Reader’s guilt

Since I can remember, I’ve been overwhelmed by the amount of reading material floating in the ether. As early as the third grade I would check out piles of novels from my school’s library, certain I would read each one from cover to cover. I would quickly realize the sheer volume of pages I’d committed myself to and become frantic, starting several books at once and growing even more overwhelmed. I can remember crying to my mom at least once, frustrated I couldn’t read everything.

I continued to consume books at a fast pace for years after, but my interest waned as my school district placed more and more emphasis on its reading program. In high school, the amount of words I read and the required comprehension tests I took were integrated into my English grade.

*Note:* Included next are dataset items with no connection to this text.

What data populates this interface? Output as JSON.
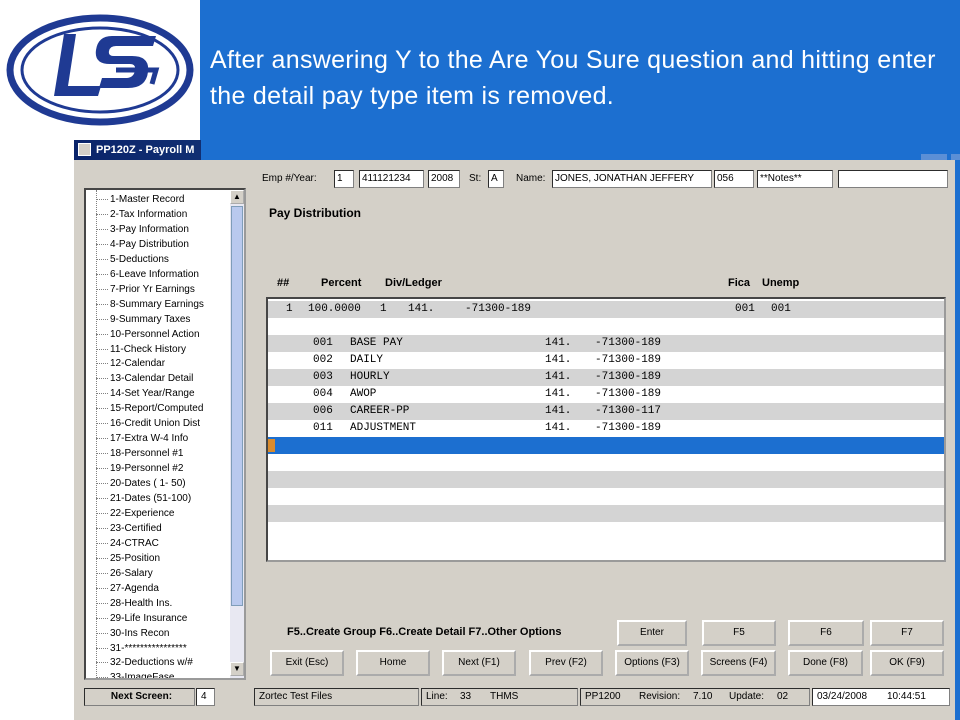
{
  "caption": "After answering Y to the Are You Sure question and hitting enter the detail pay type item is removed.",
  "window": {
    "title": "PP120Z - Payroll M"
  },
  "nav": {
    "items": [
      "1-Master Record",
      "2-Tax Information",
      "3-Pay Information",
      "4-Pay Distribution",
      "5-Deductions",
      "6-Leave Information",
      "7-Prior Yr Earnings",
      "8-Summary Earnings",
      "9-Summary Taxes",
      "10-Personnel Action",
      "11-Check History",
      "12-Calendar",
      "13-Calendar Detail",
      "14-Set Year/Range",
      "15-Report/Computed",
      "16-Credit Union Dist",
      "17-Extra W-4 Info",
      "18-Personnel #1",
      "19-Personnel #2",
      "20-Dates ( 1- 50)",
      "21-Dates (51-100)",
      "22-Experience",
      "23-Certified",
      "24-CTRAC",
      "25-Position",
      "26-Salary",
      "27-Agenda",
      "28-Health Ins.",
      "29-Life Insurance",
      "30-Ins Recon",
      "31-****************",
      "32-Deductions w/#",
      "33-ImageFase"
    ]
  },
  "header": {
    "emp_label": "Emp #/Year:",
    "emp_num": "1",
    "ssn": "411121234",
    "year": "2008",
    "st_label": "St:",
    "st": "A",
    "name_label": "Name:",
    "name": "JONES, JONATHAN JEFFERY",
    "code": "056",
    "notes": "**Notes**",
    "extra": ""
  },
  "panel": {
    "title": "Pay Distribution",
    "columns": {
      "num": "##",
      "percent": "Percent",
      "div": "Div/Ledger",
      "fica": "Fica",
      "unemp": "Unemp"
    }
  },
  "grid": {
    "summary": {
      "num": "1",
      "percent": "100.0000",
      "div": "1",
      "fund": "141.",
      "acct": "-71300-189",
      "fica": "001",
      "unemp": "001"
    },
    "details": [
      {
        "code": "001",
        "desc": "BASE PAY",
        "fund": "141.",
        "acct": "-71300-189"
      },
      {
        "code": "002",
        "desc": "DAILY",
        "fund": "141.",
        "acct": "-71300-189"
      },
      {
        "code": "003",
        "desc": "HOURLY",
        "fund": "141.",
        "acct": "-71300-189"
      },
      {
        "code": "004",
        "desc": "AWOP",
        "fund": "141.",
        "acct": "-71300-189"
      },
      {
        "code": "006",
        "desc": "CAREER-PP",
        "fund": "141.",
        "acct": "-71300-117"
      },
      {
        "code": "011",
        "desc": "ADJUSTMENT",
        "fund": "141.",
        "acct": "-71300-189"
      }
    ],
    "colors": {
      "stripe": "#d4d4d4",
      "selected": "#1c6fd0",
      "marker": "#d98b2e"
    }
  },
  "fkeys_text": "F5..Create Group  F6..Create Detail  F7..Other Options",
  "buttons": {
    "enter": "Enter",
    "f5": "F5",
    "f6": "F6",
    "f7": "F7",
    "exit": "Exit (Esc)",
    "home": "Home",
    "next": "Next (F1)",
    "prev": "Prev (F2)",
    "options": "Options (F3)",
    "screens": "Screens (F4)",
    "done": "Done (F8)",
    "ok": "OK (F9)"
  },
  "status": {
    "next_screen_label": "Next Screen:",
    "next_screen_value": "4",
    "db": "Zortec Test Files",
    "line_label": "Line:",
    "line": "33",
    "user": "THMS",
    "program": "PP1200",
    "revision_label": "Revision:",
    "revision": "7.10",
    "update_label": "Update:",
    "update": "02",
    "date": "03/24/2008",
    "time": "10:44:51"
  },
  "colors": {
    "banner": "#1c6fd0",
    "logo": "#1f3a93",
    "window_bg": "#d4d0c8"
  }
}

Sometime after high school, I stopped reading.

It wasn’t on purpose. I didn’t consciously decide I was tired of following rows of print with my eyes and silencing the parts of my brain not conducive to the pictures forming in my head. Nevertheless, the desire dropped away. It happened between the relief of not being forced to quickly consume and regurgitate novels and the onslaught of reading required for my college classes.

Now a junior in college, well-adjusted to the reading assignments of upper-level college courses, my appetite for reading has still not returned. In the past three years I’ve read less than five complete novels and started several that I’ve read on and off, but not in a committed way. There’s a weird guilt that comes from abandoning the novel and I haven’t been able to shake it for years.

Slowly, though, I’ve realized journalism has filled that hole. I voraciously consume brief news stories and long form pieces. I spend around 20 hours a week listening to podcasts from NPR and the Center for Investigative Reporting and author Malcolm Gladwell. Maybe I haven’t yet been able to finish Their Eyes Were Watching God or The Martian, but I’m no slouch when it comes to the consumption of important and well-researched news media.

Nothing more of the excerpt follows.